Chatyr-Dag Night Forest

“Of course, the story comes in many different shapes. In many -” the strange woman leaned toward Ella across the clearing, as though telling a secret, and her voice dropped to a tone that was soft and low, “the story is a truth, a terrible and beautiful truth that can never be untold, and is only given to those who seek it. It’s a warning, an omen, or a fact, I suppose. A telling of what is more true than any other, what’s true about people and the universe, what’s real in the dreams.” There was a moment of utter silence, and Ella’s heart burned and twisted in her. The black of the night seemed to advance, shadows curling like cats in their laps.

“Of course -” and now the woman’s voice resumed its conversational cadence, “that’s utter nonsense according to others. Then again, those others are often the ones who think that the story is something horrid, twisted and fearful.” Ella thought she heard voices around them. She looked from the corners of her eyes, trying to listen to the cries and groans that were almost too faint to hear. The strange woman continued talking as Ella’s ears strained for the voices in pain that swirled and spun in the darkness, but they faded away and she couldn’t hear anything. The voices may not have been there at all. Perhaps she was imagining it. She was simply getting spooked by the story, that was it.

The woman was saying, “and there are some people who think that the story is naught but a dream misremembered, nothing but a bad night’s sleep with only bits of anxiousness and terror grumbling in your stomach. It could be that, I suppose. No more than the hidden misgivings that appear and speak to you in the gloom. It could also be the wish of the past or the fleeting sight of the future. Nobody knows, do you see?”

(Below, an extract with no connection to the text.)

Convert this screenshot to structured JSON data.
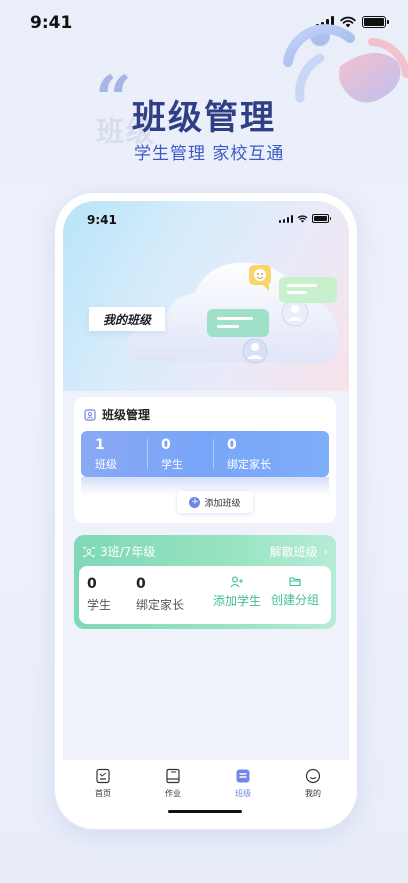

The moonlight flickered on the strange woman’s face, and the two of them sat cloaked in quiet. Around them the forest was still. Nothing moved except a shiver crawling up Ella’s spine. When her shoulders trembled the stranger began to speak again. “My dear, it’s but a story, or rather bits of a story that don’t quite make sense. Nobody knows what it means, a story from a strange person in the night. It doesn’t have to mean anything if you don’t want it to. If you don’t think it does. If you get a chance, though, sweetheart – do try to tell it again. It’s a story that’s meant to be told, for all that it’s made of wishes and fancies, hollow ones at that. Anyway, Ella, think on it some. Dream about it a little. Don’t forget.”

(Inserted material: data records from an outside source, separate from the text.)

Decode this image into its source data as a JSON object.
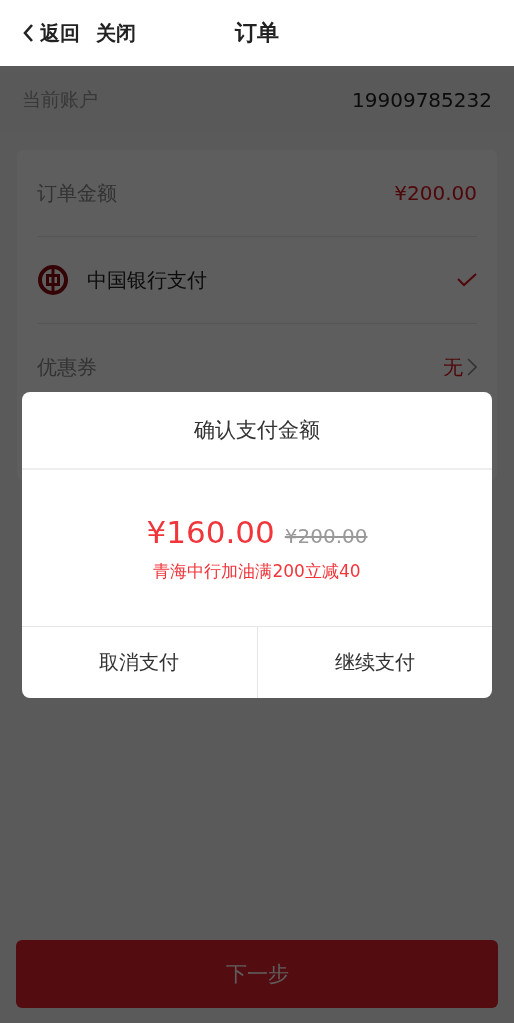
{
  "header": {
    "back_label": "返回",
    "close_label": "关闭",
    "title": "订单"
  },
  "account": {
    "label": "当前账户",
    "value": "19909785232"
  },
  "order_rows": [
    {
      "kind": "amount",
      "label": "订单金额",
      "value": "¥200.00"
    },
    {
      "kind": "payment",
      "label": "中国银行支付",
      "selected": true
    },
    {
      "kind": "link",
      "label": "优惠券",
      "value": "无"
    }
  ],
  "dialog": {
    "title": "确认支付金额",
    "price": "¥160.00",
    "original_price": "¥200.00",
    "promotion": "青海中行加油满200立减40",
    "buttons": [
      {
        "label": "取消支付"
      },
      {
        "label": "继续支付"
      }
    ]
  },
  "next_button": {
    "label": "下一步"
  }
}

Ella looked at the woman, sitting serenely and looking straight at her. She watched the shifting glimmer in the woman’s dark eyes, and wondered at herself for being so calm, for accepting this bizarre thing that was happening to her. She didn’t want to forget, and against the words ringing in her head and the woman sitting against a tree whose story was finished, she closed her eyes. She told herself the words she had just heard, the ragged patched-together story made of dreams and retellings. The words pirouetted and dipped in her head, dancing fast to the beat of her heart.

She told herself the story against the dark behind her eyes until the words blurred and ran in her mind. When she opened her eyes again, she was alone in the forest under a lightening sky. She hauled herself to her feet and looked for the sun, and the shadows that would point her way home.